Of poetry and science
I've always been fond of clipping and filing—literally in decades past, and electronically in more recent years—thoughtful quotations. (I recently learned that one of my great-aunts published a book of quotations and snippets of poetry that she found especially insightful, so the propensity may be familial.) Sometimes, when I'm looking for inspiration for this column or some other piece of writing, I'll prowl through what amounts to my own personal "Familiar Quotations."
I was doing so recently and paused on one clipping that is actually not very familiar but that makes an important enough point that I decided to make it a little bit more familiar—at least among the readership of Dartmouth Medicine.
The quote I paused on was from a speech that Donna Shalala gave in 1996, when she was the U.S. secretary of health and human services. She said: "It's not enough to just train the best scientists; every citizen in America must be scientifically literate. . . . For that to happen, we must write the poetry of science in the prose that the American people can understand."
The observation resonated with me because that is exactly what we try to do in Dartmouth Medicine—make science and medicine both interesting and accessible. That includes, for example, writing about a novel drug trial in a way that helps our lay readers understand the subtleties of such research. Or writing about how tumor cells use dietary fat in a way that's intelligible to both a 65-year-old pediatrician and a 35-year-old cardiologist. Or writing about a comparison between psychotherapy and medication to treat depression in a way that appeals to a biochemist or a physiologist.
In addition, we aim to focus on the innate beauty of biochemistry or physiology—let's just say nature—in a way that will resonate with everyone. And to illuminate the human side of medicine. And to explore the progression of medical and scientific thought through history. That's because these are issues that affect every single one of us.
And there are many other ways beyond this magazine in which Dartmouth heeds Shalala's advice.
For example, since 1998, the Dartmouth Community Medical School (DCMS) has offered lectures on a variety of topics, from "The New Thinking About Aging" to the most recent series—"Is Modern Society Killing Us?"—which featured sessions on insomnia, obesity, addiction, and other threats to our health. Hundreds of attendees each year, from eager teenagers to retirees not ready to stop learning, sign up for DCMS.
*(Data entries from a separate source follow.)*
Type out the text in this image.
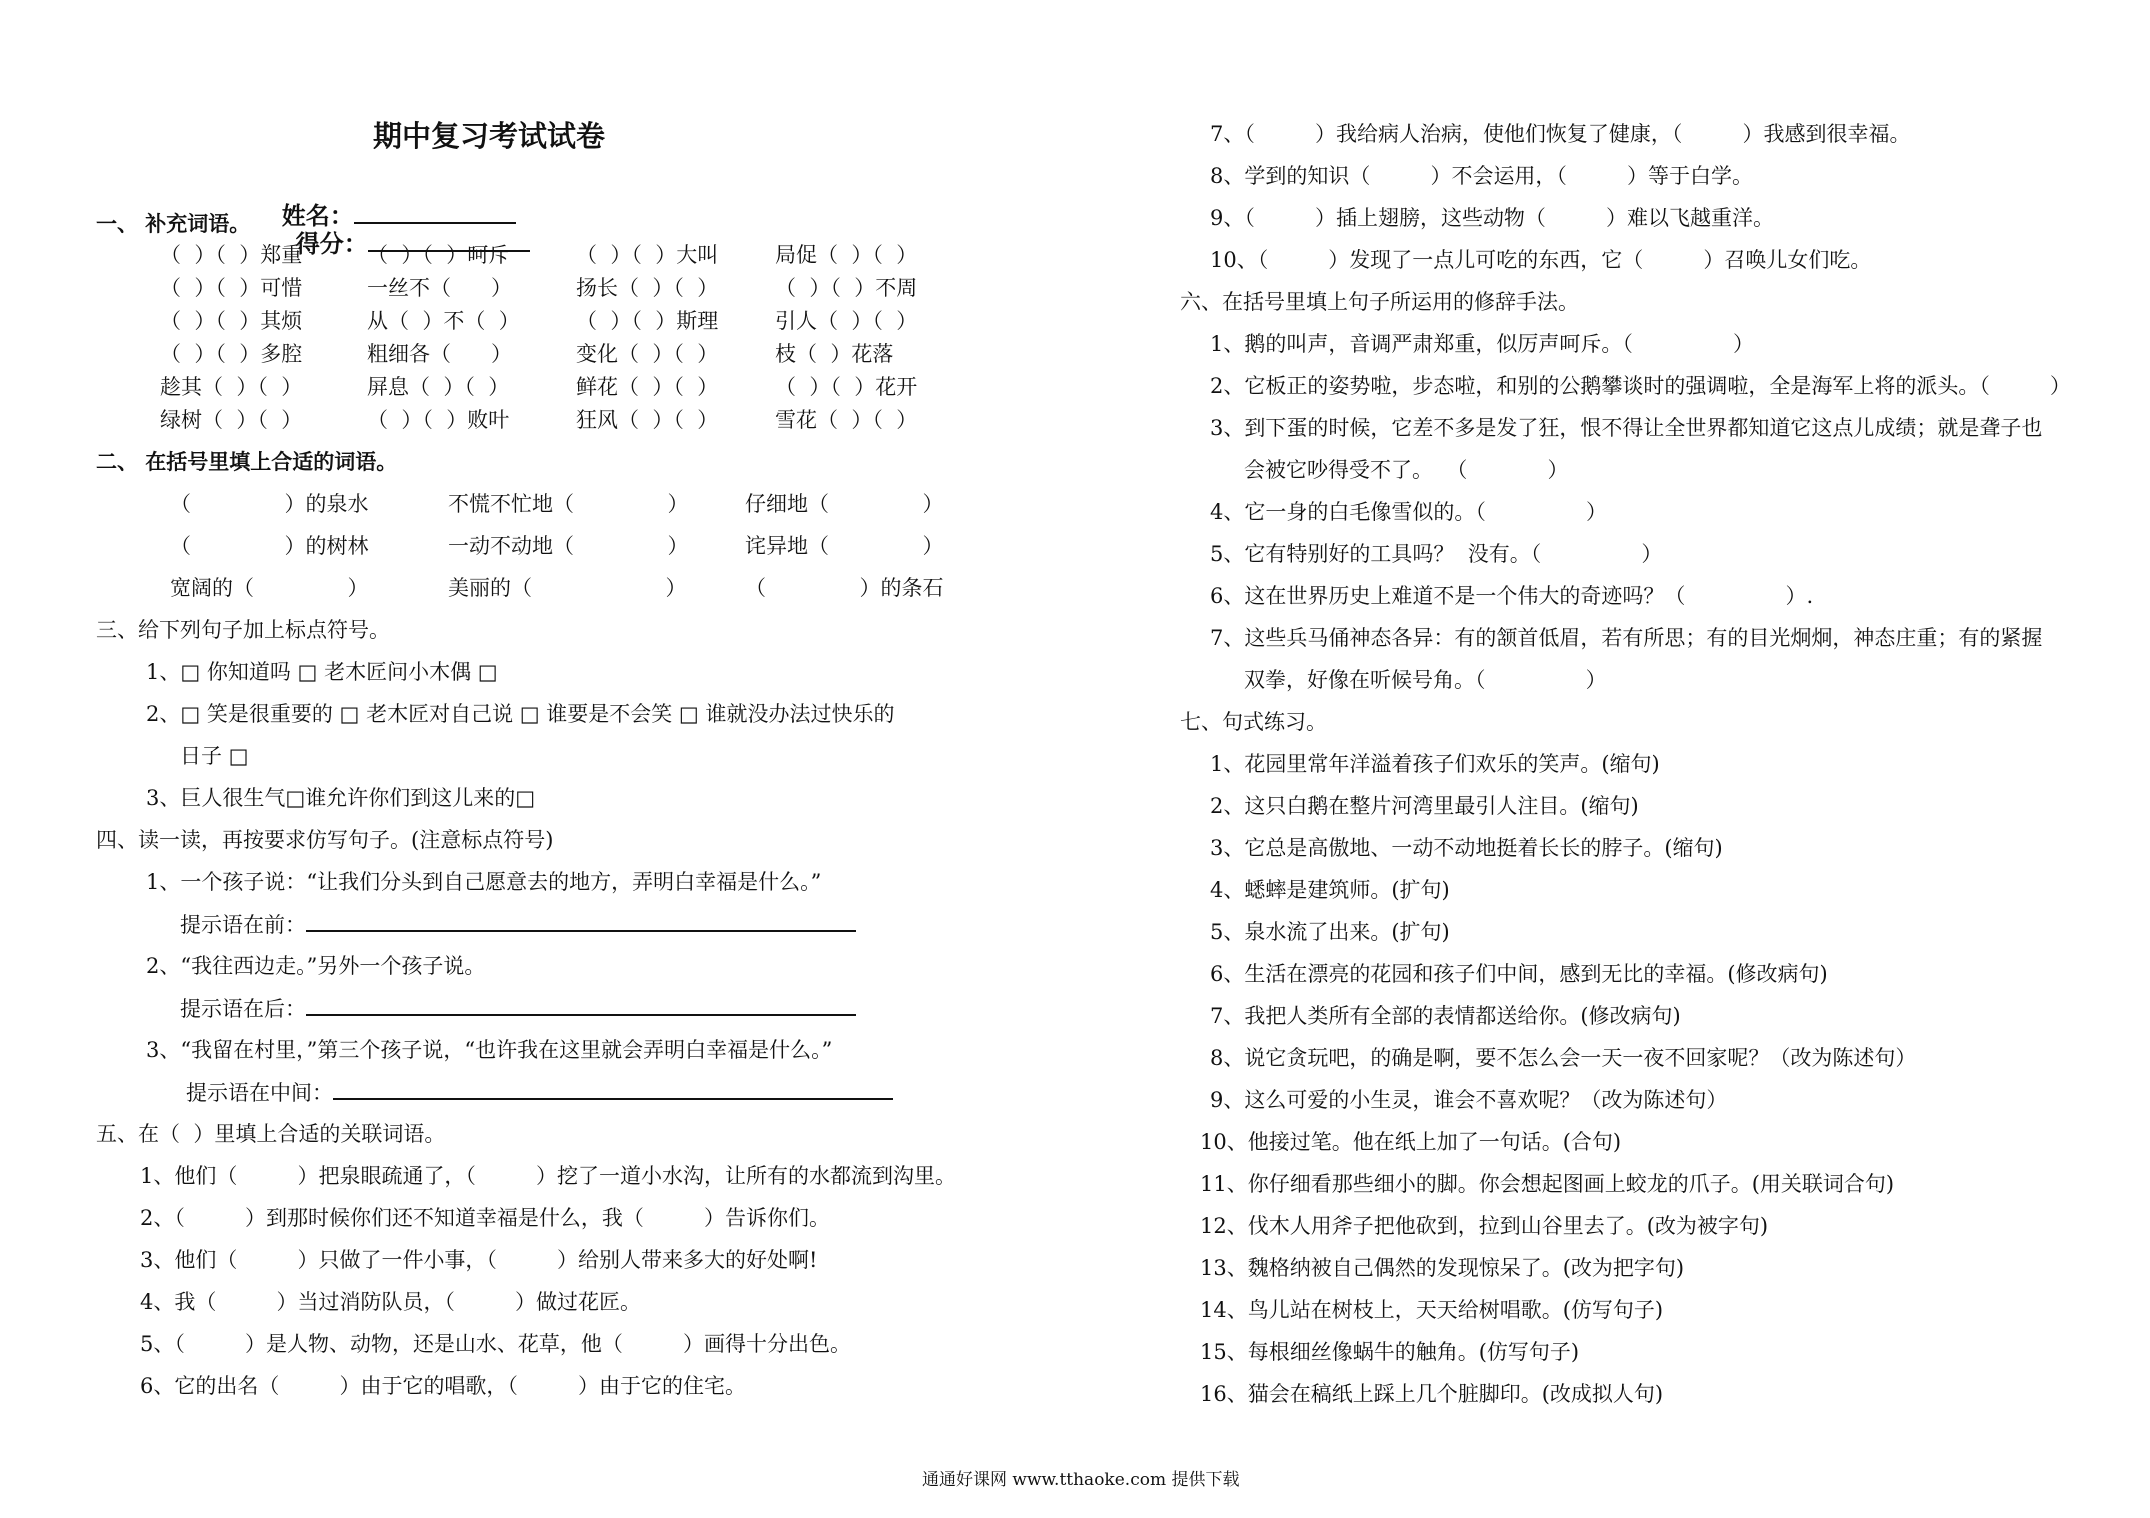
期中复习考试试卷

姓名：
得分：

一、 补充词语。
（  ）（  ）郑重	（  ）（  ）呵斥	（  ）（  ）大叫	局促（  ）（  ）
（  ）（  ）可惜	一丝不（      ）	扬长（  ）（  ）	（  ）（  ）不周
（  ）（  ）其烦	从（  ）不（  ）	（  ）（  ）斯理	引人（  ）（  ）
（  ）（  ）多腔	粗细各（      ）	变化（  ）（  ）	枝（  ）花落
趁其（  ）（  ）	屏息（  ）（  ）	鲜花（  ）（  ）	（  ）（  ）花开
绿树（  ）（  ）	（  ）（  ）败叶	狂风（  ）（  ）	雪花（  ）（  ）
二、 在括号里填上合适的词语。
（              ）的泉水	不慌不忙地（              ）	仔细地（              ）
（              ）的树林	一动不动地（              ）	诧异地（              ）
宽阔的（              ）	美丽的（                    ）	（              ）的条石
三、给下列句子加上标点符号。
1、□ 你知道吗 □ 老木匠问小木偶 □
2、□ 笑是很重要的 □ 老木匠对自己说 □ 谁要是不会笑 □ 谁就没办法过快乐的
日子 □
3、巨人很生气□谁允许你们到这儿来的□
四、读一读，再按要求仿写句子。(注意标点符号)
1、一个孩子说：“让我们分头到自己愿意去的地方，弄明白幸福是什么。”
提示语在前：
2、“我往西边走。”另外一个孩子说。
提示语在后：
3、“我留在村里，”第三个孩子说，“也许我在这里就会弄明白幸福是什么。”
提示语在中间：
五、在（  ）里填上合适的关联词语。
1、他们（         ）把泉眼疏通了，（         ）挖了一道小水沟，让所有的水都流到沟里。
2、（         ）到那时候你们还不知道幸福是什么，我（         ）告诉你们。
3、他们（         ）只做了一件小事，（         ）给别人带来多大的好处啊!
4、我（         ）当过消防队员，（         ）做过花匠。
5、（         ）是人物、动物，还是山水、花草，他（         ）画得十分出色。
6、它的出名（         ）由于它的唱歌，（         ）由于它的住宅。
7、（         ）我给病人治病，使他们恢复了健康，（         ）我感到很幸福。
8、学到的知识（         ）不会运用，（         ）等于白学。
9、（         ）插上翅膀，这些动物（         ）难以飞越重洋。
10、（         ）发现了一点儿可吃的东西，它（         ）召唤儿女们吃。
六、在括号里填上句子所运用的修辞手法。
1、鹅的叫声，音调严肃郑重，似厉声呵斥。（               ）
2、它板正的姿势啦，步态啦，和别的公鹅攀谈时的强调啦，全是海军上将的派头。（         ）
3、到下蛋的时候，它差不多是发了狂，恨不得让全世界都知道它这点儿成绩；就是聋子也
会被它吵得受不了。  （            ）
4、它一身的白毛像雪似的。（               ）
5、它有特别好的工具吗？  没有。（               ）
6、这在世界历史上难道不是一个伟大的奇迹吗？（               ）.
7、这些兵马俑神态各异：有的颔首低眉，若有所思；有的目光炯炯，神态庄重；有的紧握
双拳，好像在听候号角。（               ）
七、句式练习。
1、花园里常年洋溢着孩子们欢乐的笑声。(缩句)
2、这只白鹅在整片河湾里最引人注目。(缩句)
3、它总是高傲地、一动不动地挺着长长的脖子。(缩句)
4、蟋蟀是建筑师。(扩句)
5、泉水流了出来。(扩句)
6、生活在漂亮的花园和孩子们中间，感到无比的幸福。(修改病句)
7、我把人类所有全部的表情都送给你。(修改病句)
8、说它贪玩吧，的确是啊，要不怎么会一天一夜不回家呢？（改为陈述句）
9、这么可爱的小生灵，谁会不喜欢呢？（改为陈述句）
10、他接过笔。他在纸上加了一句话。(合句)
11、你仔细看那些细小的脚。你会想起图画上蛟龙的爪子。(用关联词合句)
12、伐木人用斧子把他砍到，拉到山谷里去了。(改为被字句)
13、魏格纳被自己偶然的发现惊呆了。(改为把字句)
14、鸟儿站在树枝上，天天给树唱歌。(仿写句子)
15、每根细丝像蜗牛的触角。(仿写句子)
16、猫会在稿纸上踩上几个脏脚印。(改成拟人句)
通通好课网 www.tthaoke.com 提供下载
Dartmouth-Hitchcock also offers a broad array of health-education classes and support groups—many of them free—on subjects ranging from cardiopulmonary resuscitation to tai chi, memory loss to smoking cessation.
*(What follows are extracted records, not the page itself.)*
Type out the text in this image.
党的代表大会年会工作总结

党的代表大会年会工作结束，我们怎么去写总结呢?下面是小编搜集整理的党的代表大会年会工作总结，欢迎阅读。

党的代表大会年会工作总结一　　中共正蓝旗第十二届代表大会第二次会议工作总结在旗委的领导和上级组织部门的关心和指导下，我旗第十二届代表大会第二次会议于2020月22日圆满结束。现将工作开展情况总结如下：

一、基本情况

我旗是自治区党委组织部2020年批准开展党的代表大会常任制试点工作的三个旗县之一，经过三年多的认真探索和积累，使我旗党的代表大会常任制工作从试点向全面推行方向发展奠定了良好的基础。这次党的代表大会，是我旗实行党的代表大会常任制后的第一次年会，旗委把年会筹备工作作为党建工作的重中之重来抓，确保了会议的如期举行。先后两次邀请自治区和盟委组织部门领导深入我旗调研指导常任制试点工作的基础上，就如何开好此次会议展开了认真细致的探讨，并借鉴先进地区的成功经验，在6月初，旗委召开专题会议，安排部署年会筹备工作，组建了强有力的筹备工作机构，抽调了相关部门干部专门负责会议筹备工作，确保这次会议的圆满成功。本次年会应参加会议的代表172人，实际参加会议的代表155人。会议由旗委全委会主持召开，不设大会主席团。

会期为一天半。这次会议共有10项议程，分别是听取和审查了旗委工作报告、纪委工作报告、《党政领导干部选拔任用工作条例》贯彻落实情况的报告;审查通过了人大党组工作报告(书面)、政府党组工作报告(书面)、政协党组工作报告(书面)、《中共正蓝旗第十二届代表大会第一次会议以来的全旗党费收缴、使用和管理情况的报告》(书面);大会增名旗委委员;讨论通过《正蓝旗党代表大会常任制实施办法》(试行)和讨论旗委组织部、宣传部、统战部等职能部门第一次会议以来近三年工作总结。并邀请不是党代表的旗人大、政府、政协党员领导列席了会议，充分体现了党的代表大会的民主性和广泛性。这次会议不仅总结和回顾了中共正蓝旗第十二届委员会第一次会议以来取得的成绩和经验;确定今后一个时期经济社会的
And DMS is the lead institution on a federal grant that is bringing sophisticated scientific expertise to eight undergraduate schools statewide.
In these and many other ways, Dartmouth has long aimed not just to "train the best scientists"—whether physicians or bioengineers, physiologists or health-policy statisticians—but also to do its part to nurture a scientifically literate citizenry.
For none of the well-educated scientists holding Dartmouth degrees will be able to do their work if they aren't serving a populace that understands why the nation must continue to fund novel drug trials. Or how science advances by learning ever more about the way tumor cells use dietary fat. Or what is gained by doing a meta-analysis of psychotherapy and antidepressant medications.
As for the beautiful artwork and the touching essays, those are, in the end, what this institution is really about—that is, serving people. Making the practice of medicine more rewarding for doctors. Making the advancement of science more thrilling for researchers. Bringing ever-better care to patients, and helping all of us to become better consumers of health care.
I hope Donna Shalala meant to wrap all of those ideas up in the phrase "the poetry of science." I hope she meant to counter the sad fact that poetry and science are two disciplines that somehow have been made to seem abstruse to all too many people. For are any disciplines more central to the human condition—poetry in a figurative sense and science very literally? If, through these pages, we can help just one person see science in a new light, or consider illness and health through the lens of poetry, that will be rewarding and thrilling for me.